Seattle City Light will close the mouth of Gilligan Creek in Skagit County to vehicle access March 30 to restore native plants and improve habitat for fish and wildlife.

Seattle City Light will close the mouth of Gilligan Creek in Skagit County to vehicle access March 30 to restore native plants and improve habitat for fish and wildlife.

A Gilligan Creek riparian area targeted for restoration.

The utility purchased the property in 2002 for the protection of salmon habitat and has been working with the Skagit Fisheries Enhancement Group to improve that habitat. Work will include removal of invasive noxious weeds, decommissioning of roads and ATV trails, construction of a footpath and planting native plant species.

Vehicles will no longer be allowed into the area to protect the stream bank and allow native plants to mature, maximizing the salmon and wildlife habitat value at the site. The area will remain open to non-motorized recreational activities like walking, bird watching, and fishing. A trail will be created on site in order to provide access to the river. 

Noxious weed control will include the removal of a large area of knotweed, an invasive plant that grows rapidly, chokes out native plants and does not provide any habitat benefit to fish, particularly salmon. Knotweed can spread easily when pieces break off and by rooted portions washing downstream.  Vehicle traffic is particularly effective at spreading knotweed and also damages native plants. Other noxious weeds on site also will be removed.

Thick knotweed near Gilligan Creek.

Native planting will be done in areas where roads have been decommissioned and noxious weeds removed.  Native plants are important to wildlife, salmon, and the river’s overall condition.  Native plants improve salmon habitat by providing shade and cover along the river and providing a food source.  Native plants also provide food and cover for birds and wildlife. 

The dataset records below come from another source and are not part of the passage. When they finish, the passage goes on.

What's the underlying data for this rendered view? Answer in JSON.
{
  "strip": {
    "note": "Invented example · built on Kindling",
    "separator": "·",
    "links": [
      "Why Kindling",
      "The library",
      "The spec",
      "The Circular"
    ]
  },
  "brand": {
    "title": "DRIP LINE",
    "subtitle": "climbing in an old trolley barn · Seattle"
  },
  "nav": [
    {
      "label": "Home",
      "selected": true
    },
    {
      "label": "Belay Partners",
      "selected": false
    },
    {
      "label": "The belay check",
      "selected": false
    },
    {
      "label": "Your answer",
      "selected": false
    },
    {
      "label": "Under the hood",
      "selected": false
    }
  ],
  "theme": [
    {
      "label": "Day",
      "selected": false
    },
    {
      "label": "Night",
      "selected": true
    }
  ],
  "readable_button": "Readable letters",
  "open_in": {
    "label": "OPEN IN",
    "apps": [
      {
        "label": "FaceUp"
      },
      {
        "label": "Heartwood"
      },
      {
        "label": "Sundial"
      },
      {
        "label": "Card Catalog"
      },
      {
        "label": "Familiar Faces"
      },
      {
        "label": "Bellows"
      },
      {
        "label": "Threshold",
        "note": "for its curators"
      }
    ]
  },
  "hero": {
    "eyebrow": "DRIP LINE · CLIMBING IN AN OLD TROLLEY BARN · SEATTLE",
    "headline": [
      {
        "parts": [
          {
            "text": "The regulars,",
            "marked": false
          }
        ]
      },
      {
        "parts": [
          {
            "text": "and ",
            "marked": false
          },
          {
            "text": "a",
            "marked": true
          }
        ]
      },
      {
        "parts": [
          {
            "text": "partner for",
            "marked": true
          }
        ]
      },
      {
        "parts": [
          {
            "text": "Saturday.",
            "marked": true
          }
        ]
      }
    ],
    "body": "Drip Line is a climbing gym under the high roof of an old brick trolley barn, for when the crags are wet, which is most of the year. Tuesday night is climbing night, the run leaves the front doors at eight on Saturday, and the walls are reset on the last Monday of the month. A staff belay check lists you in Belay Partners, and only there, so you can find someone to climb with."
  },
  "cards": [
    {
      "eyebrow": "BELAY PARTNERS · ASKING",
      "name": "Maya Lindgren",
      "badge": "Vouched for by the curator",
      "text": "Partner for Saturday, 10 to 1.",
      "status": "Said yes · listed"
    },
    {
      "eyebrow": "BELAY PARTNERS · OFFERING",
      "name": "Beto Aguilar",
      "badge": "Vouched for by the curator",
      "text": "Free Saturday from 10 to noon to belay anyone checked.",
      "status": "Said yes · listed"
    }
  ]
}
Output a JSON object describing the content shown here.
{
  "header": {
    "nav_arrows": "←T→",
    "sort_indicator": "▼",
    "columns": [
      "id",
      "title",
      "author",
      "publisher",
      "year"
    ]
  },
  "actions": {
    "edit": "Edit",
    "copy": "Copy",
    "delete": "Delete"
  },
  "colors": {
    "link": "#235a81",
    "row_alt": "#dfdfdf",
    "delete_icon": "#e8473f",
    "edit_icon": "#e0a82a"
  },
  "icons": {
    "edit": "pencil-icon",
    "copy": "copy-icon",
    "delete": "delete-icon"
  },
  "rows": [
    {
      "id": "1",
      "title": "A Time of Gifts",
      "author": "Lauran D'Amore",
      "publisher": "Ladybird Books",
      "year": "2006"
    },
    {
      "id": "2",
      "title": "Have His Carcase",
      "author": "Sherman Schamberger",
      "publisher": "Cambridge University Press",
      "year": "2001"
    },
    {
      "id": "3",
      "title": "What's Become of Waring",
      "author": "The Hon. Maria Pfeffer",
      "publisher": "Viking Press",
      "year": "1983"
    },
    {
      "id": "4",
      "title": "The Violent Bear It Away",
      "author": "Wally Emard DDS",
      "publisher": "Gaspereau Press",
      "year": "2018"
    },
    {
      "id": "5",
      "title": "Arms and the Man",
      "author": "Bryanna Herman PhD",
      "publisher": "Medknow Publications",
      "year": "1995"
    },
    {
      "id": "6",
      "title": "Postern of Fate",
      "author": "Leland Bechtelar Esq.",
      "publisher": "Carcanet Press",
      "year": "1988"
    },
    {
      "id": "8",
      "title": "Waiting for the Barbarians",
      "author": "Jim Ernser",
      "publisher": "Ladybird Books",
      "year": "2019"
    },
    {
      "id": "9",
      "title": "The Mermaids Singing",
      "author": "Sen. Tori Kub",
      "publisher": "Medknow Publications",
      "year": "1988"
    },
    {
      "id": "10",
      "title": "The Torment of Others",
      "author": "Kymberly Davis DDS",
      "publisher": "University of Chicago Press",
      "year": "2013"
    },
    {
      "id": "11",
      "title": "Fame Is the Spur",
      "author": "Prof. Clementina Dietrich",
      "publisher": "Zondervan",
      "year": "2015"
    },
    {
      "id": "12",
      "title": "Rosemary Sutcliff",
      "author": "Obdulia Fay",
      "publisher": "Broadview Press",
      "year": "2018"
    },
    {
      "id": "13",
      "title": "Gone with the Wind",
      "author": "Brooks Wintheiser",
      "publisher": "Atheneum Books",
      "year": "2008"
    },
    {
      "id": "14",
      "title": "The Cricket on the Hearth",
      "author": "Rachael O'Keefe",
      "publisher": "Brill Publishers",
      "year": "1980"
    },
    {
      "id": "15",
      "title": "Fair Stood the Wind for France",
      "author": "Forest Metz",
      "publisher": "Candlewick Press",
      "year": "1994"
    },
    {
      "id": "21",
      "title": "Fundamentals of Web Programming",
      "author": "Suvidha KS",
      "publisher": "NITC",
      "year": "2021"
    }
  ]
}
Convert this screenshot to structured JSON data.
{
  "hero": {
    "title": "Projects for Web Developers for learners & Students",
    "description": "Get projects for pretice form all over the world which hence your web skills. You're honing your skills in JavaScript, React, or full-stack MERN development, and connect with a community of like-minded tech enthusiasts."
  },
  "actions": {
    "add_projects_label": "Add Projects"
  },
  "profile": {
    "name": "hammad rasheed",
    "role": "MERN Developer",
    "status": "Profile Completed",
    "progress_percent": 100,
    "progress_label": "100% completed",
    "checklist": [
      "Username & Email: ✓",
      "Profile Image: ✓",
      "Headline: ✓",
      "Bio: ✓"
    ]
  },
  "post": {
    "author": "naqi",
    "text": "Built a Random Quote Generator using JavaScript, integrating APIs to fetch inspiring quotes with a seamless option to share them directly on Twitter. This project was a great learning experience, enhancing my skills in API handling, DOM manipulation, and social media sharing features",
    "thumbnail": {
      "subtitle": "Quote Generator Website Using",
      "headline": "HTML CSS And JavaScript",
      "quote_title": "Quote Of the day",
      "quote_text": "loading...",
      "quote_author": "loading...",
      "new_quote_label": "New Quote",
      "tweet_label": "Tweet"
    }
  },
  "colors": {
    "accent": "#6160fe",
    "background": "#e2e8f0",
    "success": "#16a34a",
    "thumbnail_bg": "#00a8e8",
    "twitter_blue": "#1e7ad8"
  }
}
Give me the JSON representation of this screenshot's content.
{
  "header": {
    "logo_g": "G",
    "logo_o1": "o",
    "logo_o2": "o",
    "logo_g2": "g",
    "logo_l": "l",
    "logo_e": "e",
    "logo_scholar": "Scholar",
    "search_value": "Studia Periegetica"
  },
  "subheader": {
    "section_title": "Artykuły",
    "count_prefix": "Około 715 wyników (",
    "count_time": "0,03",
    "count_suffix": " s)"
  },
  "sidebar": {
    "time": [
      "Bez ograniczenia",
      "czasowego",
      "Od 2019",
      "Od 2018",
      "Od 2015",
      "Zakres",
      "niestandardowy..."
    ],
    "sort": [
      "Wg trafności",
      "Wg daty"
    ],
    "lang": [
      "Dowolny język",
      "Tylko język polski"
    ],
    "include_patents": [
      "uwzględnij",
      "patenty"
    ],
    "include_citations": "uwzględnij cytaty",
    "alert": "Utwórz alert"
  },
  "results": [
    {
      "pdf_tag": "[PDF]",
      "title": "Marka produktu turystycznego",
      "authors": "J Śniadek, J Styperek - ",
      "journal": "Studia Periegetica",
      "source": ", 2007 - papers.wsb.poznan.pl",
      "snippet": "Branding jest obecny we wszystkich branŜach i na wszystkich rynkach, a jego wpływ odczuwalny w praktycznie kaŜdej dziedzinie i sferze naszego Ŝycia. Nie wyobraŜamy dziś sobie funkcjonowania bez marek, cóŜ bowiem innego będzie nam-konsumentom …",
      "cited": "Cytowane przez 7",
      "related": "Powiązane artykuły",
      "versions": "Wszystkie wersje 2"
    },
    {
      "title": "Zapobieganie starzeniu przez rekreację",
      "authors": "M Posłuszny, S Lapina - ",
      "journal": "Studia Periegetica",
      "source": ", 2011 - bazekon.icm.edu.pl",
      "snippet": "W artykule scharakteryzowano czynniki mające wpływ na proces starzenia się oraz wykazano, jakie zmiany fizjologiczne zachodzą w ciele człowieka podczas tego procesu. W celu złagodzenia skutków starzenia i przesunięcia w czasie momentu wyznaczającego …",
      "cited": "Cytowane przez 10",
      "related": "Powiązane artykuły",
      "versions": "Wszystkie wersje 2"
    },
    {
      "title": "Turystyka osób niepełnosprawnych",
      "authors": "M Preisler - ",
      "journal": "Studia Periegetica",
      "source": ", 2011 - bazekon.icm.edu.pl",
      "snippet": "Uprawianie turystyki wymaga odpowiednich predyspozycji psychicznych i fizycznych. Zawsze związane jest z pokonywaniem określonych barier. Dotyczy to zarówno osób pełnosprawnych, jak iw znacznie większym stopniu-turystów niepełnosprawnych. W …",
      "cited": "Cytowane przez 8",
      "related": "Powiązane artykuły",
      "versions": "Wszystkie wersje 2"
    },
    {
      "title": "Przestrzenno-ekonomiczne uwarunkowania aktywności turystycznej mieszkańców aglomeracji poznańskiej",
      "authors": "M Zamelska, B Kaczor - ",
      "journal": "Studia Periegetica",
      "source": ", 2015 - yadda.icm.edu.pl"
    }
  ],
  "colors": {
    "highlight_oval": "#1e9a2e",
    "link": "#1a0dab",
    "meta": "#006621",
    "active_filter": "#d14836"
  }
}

A volunteer planting day is scheduled April 11 for anyone interested in helping with the site’s restoration. For more information about the planting day, contact Denise Krownbell at (206) 615-1127 or at denise.krownbell@seattle.gov.

Seattle City Light is the 10th largest public electric utility in the United States.  It has some of the lowest cost customer rates of any urban utility, providing reliable, renewable and environmentally responsible power to nearly 1 million Seattle area residents.  City Light has been greenhouse gas neutral since 2005, the first electric utility in the nation to achieve that distinction.